La bonne réponse à la question de la dette est bien politique, à condition toutefois qu’il s’agisse d’une politique responsable, c’est-à-dire une politique sachant distinguer les priorités. Par exemple, lorsque la dette frôle les 80 % du PIB, comme aujourd’hui, il n’est pas responsable de s’accommoder du fait que les entreprises du CAC 40 ne payent que 8 % d’impôt sur les sociétés ni d’offrir 3 milliards d’euros par an aux restaurateurs. L’endettement qui résulte des mesures en cause est absolument intolérable.

À l’inverse, lorsque surgit une situation d’urgence, lorsque se déclare une hémorragie sociale, économique ou environnementale, la même responsabilité politique somme d’agir.

Que pèsera le vernis constitutionnel de votre règle budgétaire face à une catastrophe naturelle de grande ampleur, face à une catastrophe nucléaire, …

Debut de section - PermalienPhoto de Jean Desessard

… que vous n’osez plus prétendre impossible, face à une pandémie humaine ou animale, face à une nouvelle déflagration économique, que votre incapacité ou votre manque de volonté de réformer la finance rend toujours possible à court terme ? Rien !

La force de l’urgence balaiera vos carcans comptables, administratifs ou constitutionnels et il faudra dépenser sans compter pour affronter la crise. On aura simplement décrédibilisé un peu plus un pouvoir politique qui aura pensé un jour pouvoir se dispenser d’assumer, en temps réel, ses responsabilités fondamentales.

Le seul intérêt que l’on aurait pu trouver à ce projet de loi constitutionnelle est de rappeler solennellement aux décideurs publics la responsabilité qui est la leur dans la gestion des finances publiques. Hélas ! l’article 34 de la Constitution dispose déjà que « les orientations pluriannuelles des finances publiques s’inscrivent dans l’objectif d’équilibre des comptes ».

En conclusion, que doit-on retenir de ce texte ? D'abord, qu’il constate la faillite de la gestion de l'État par votre majorité ; ensuite, qu’il s’agit d’une loi antidémocratique qui censure, entrave et réduit le travail du Parlement ; enfin, que c’est une loi irresponsable puisque, devant les citoyens, le politique abandonne sa responsabilité pour l'enfermer dans un carcan comptable fixé par les marchés financiers.

De même qu’au football le « but en or » signifiait la fin de la partie, cette « règle d’or » signifiera la fin du débat, la fin de la décision politique, la fin du pouvoir du Parlement.

Nous ne pouvons accepter de brader ainsi la démocratie. Aussi, les sénatrices et sénateurs écologistes voteront fermement contre ce texte.
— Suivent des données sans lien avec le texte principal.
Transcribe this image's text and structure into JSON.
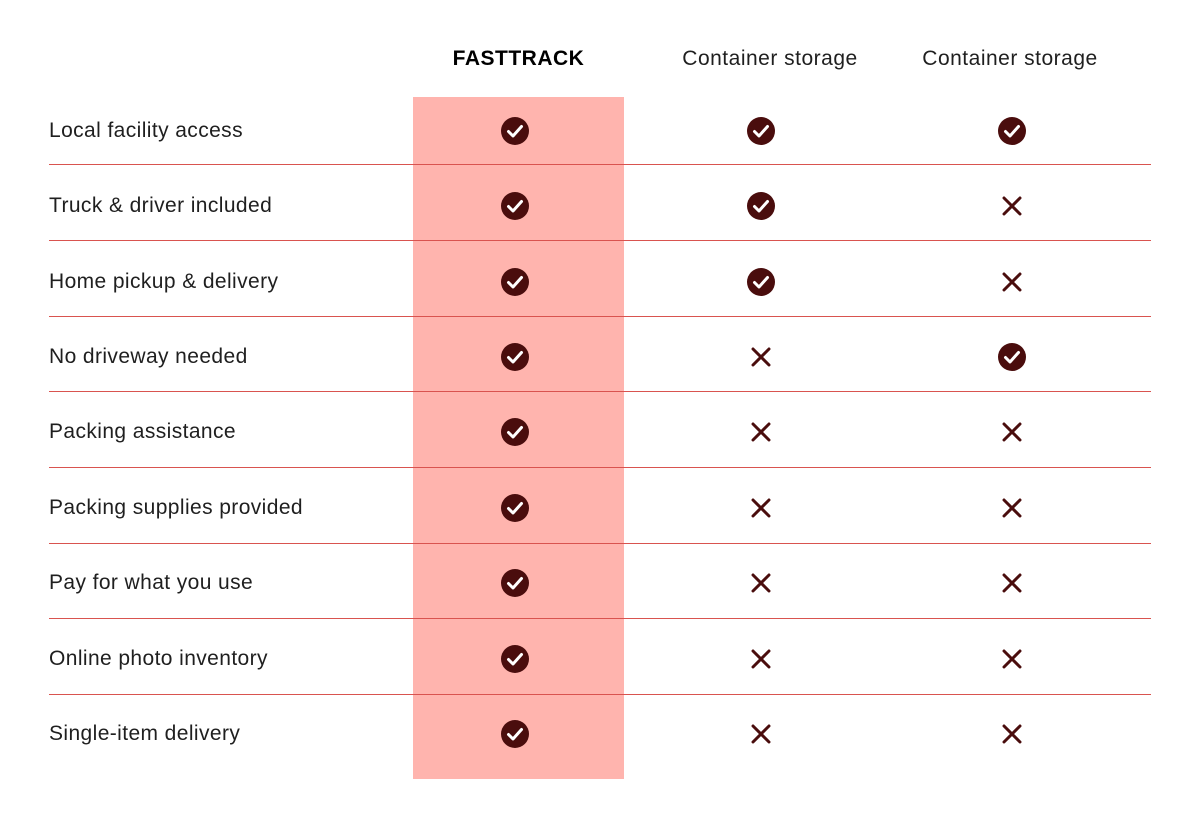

Applaudissements sur les travées du groupe socialiste.

Debut de section - Permalien
François Baroin, ministre du budget, des comptes publics, de la fonction publique et de la réforme de l'État, porte-parole du Gouvernement

Monsieur Desessard, la règle du « but en or », qui s’appliquait effectivement aux compétitions européennes, n'a jamais empêché le jeu de se dérouler ; elle a juste permis de désigner le vainqueur. Pareillement, cette révision constitutionnelle n’empêchera jamais le Sénat ni l’Assemblée nationale de débattre ; elle permettra simplement de fixer un cap et de définir une méthode de travail.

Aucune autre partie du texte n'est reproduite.